Jakich innowacji najpilniej potrzebuje polskie rolnictwo?
Bez dwóch zdań największym wyzwaniem dla polskiego rolnika jest obecnie zmniejszająca się liczba osób zatrudnionych w tym sektorze oraz trudności związane z zatrudnieniem sezonowych pracowników, w głównej mierze ich dostępność oraz koszt zatrudnienia. Dlatego szeroko pojęta robotyzacja, w tym pojazdy autonomiczne, które mogą wyręczyć człowieka w pracy, są szczególnie poszukiwane. Dodatkowo, istnieje potrzeba wprowadzenia innych rozwiązań, które przyczyniają się do ograniczania kosztów dla rolników. I tu prym wiedzie rolnictwo precyzyjne: wykorzystanie kamer wykorzystujących AI i uczenie maszynowe, satelity i dron. Technologie te pozwalają precyzyjnie określić wielkość zbiorów czy potrzeby gdzie oraz w jakich ilościach użyć nawozów i środków ochrony roślin.
Czytaj także: Test Farms dają dobre plony
Czy startupy mogą pomóc w przyjęciu Europejskiego Zielonego Ładu w Polsce?
Jak najbardziej tak. Obserwuję, że to często małe firmy są motorem w kreowaniu rozwiązań zmniejszających zastosowanie pestycydów czy nawozów chemicznych.
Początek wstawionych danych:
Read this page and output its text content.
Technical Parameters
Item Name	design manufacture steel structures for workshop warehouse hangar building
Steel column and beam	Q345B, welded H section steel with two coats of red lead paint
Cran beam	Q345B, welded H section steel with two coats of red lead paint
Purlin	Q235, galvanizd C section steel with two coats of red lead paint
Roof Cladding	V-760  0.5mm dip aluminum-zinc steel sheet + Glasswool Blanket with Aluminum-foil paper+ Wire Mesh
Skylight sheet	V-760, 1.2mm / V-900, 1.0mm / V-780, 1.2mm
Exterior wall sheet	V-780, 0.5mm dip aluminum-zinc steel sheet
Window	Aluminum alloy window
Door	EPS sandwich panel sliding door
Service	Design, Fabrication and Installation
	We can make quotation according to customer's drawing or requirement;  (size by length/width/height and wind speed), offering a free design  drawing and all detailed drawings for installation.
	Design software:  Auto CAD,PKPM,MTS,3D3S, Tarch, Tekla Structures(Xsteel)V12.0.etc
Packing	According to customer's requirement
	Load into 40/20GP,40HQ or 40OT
Ograniczając się tylko do polskiego podwórka, które współpracują z EIT Food możemy wymienić:
- Insignes Labs i Microbe+ Ani Ogar – spółki rozwijające nawozy pochodzenia biologicznego;
- Terrabio Tech Aleksandra Sienkiewicza – rozwijający mobilnym analizatorem genetycznym;
- HiProMine – spółka notowana na NewConnect produkująca m.in. pasze i nawozy z zastosowaniem białka owadziego;
- PowerCob Krzyśka Kodratowicza – którzy stworzył technologie czystej energii uzyskanej z pozostałości rolnych;
- Ribes Technologies Łukasza Kopińskiego – wspierający detekcję chorób na uprawach jagodowych.
Jak startupy mogą pomóc polskich rolnikom w walce ze zmianami klimatycznymi, nękającymi krajowe uprawy i wpływającymi na rolniczą produkcję?
W ostatnich latach coraz bardziej promowana jest tranzycja z rolnictwa konwencjonalnego na rolnictwo regeneratywne. Oprócz podstawowych założeń tego typu rolnictwa, takich jak ograniczenie orki i stosowanie poplonów, nowe technologie oferują szerokie możliwości zastosowania. Dużym wyzwaniem jest niskokosztowe prowadzenie badań glebowych, MRV (measure – report – verify) zgromadzonego CO2 i innych parametrów glebowych czy też nowe maszyny do zabiegów polowych.
Ideą każdego startupu, w tym tych rolniczych jest rozwiązywanie konkretnych problemów.
Czytaj także: Innowacje na talerzu: podsumowanie Food Tech Congress 2023 i zapowiedź nowej edycji
Jak oceniasz poziom gotowości polskiego rolnictwa na współpracę ze startupami?
Polskie rolnictwo wciąż ma wiele do zrobienia w zakresie współpracy ze startupami. W relacjach między rolnikami a nowymi technologiami, w tym innowacjami od startupów, dominuje ograniczone zaufanie. Często pojawia się pytanie (bardzo trafne) ze strony rolnika: „Co ja z tego będę miał?”.
Przykładem tego są ostatnie protesty rolników na drogach całej Polski, które były skierowane m.in. przeciwko polityce UE i Zielonemu Ładowi. Nasze sześcioletnie doświadczenie w prowadzeniu projektu Test Farms, który łączy startupy z rolnikami, pokazuje, że kluczowym elementem sukcesu jest posiadanie w zespole startupu agronoma lub rolnika. Osoba taka potrafi komunikować się w sposób zrozumiały dla potencjalnych odbiorców technologii i efektywnie prezentować korzyści płynące z nowych rozwiązań.
Mimo obecnych wyzwań, jestem przekonany, że presja klimatyczna oraz inne omówione wcześniej wyzwania sprawią, że współpraca między polskim rolnictwem a startupami będzie się stopniowo zwiększać.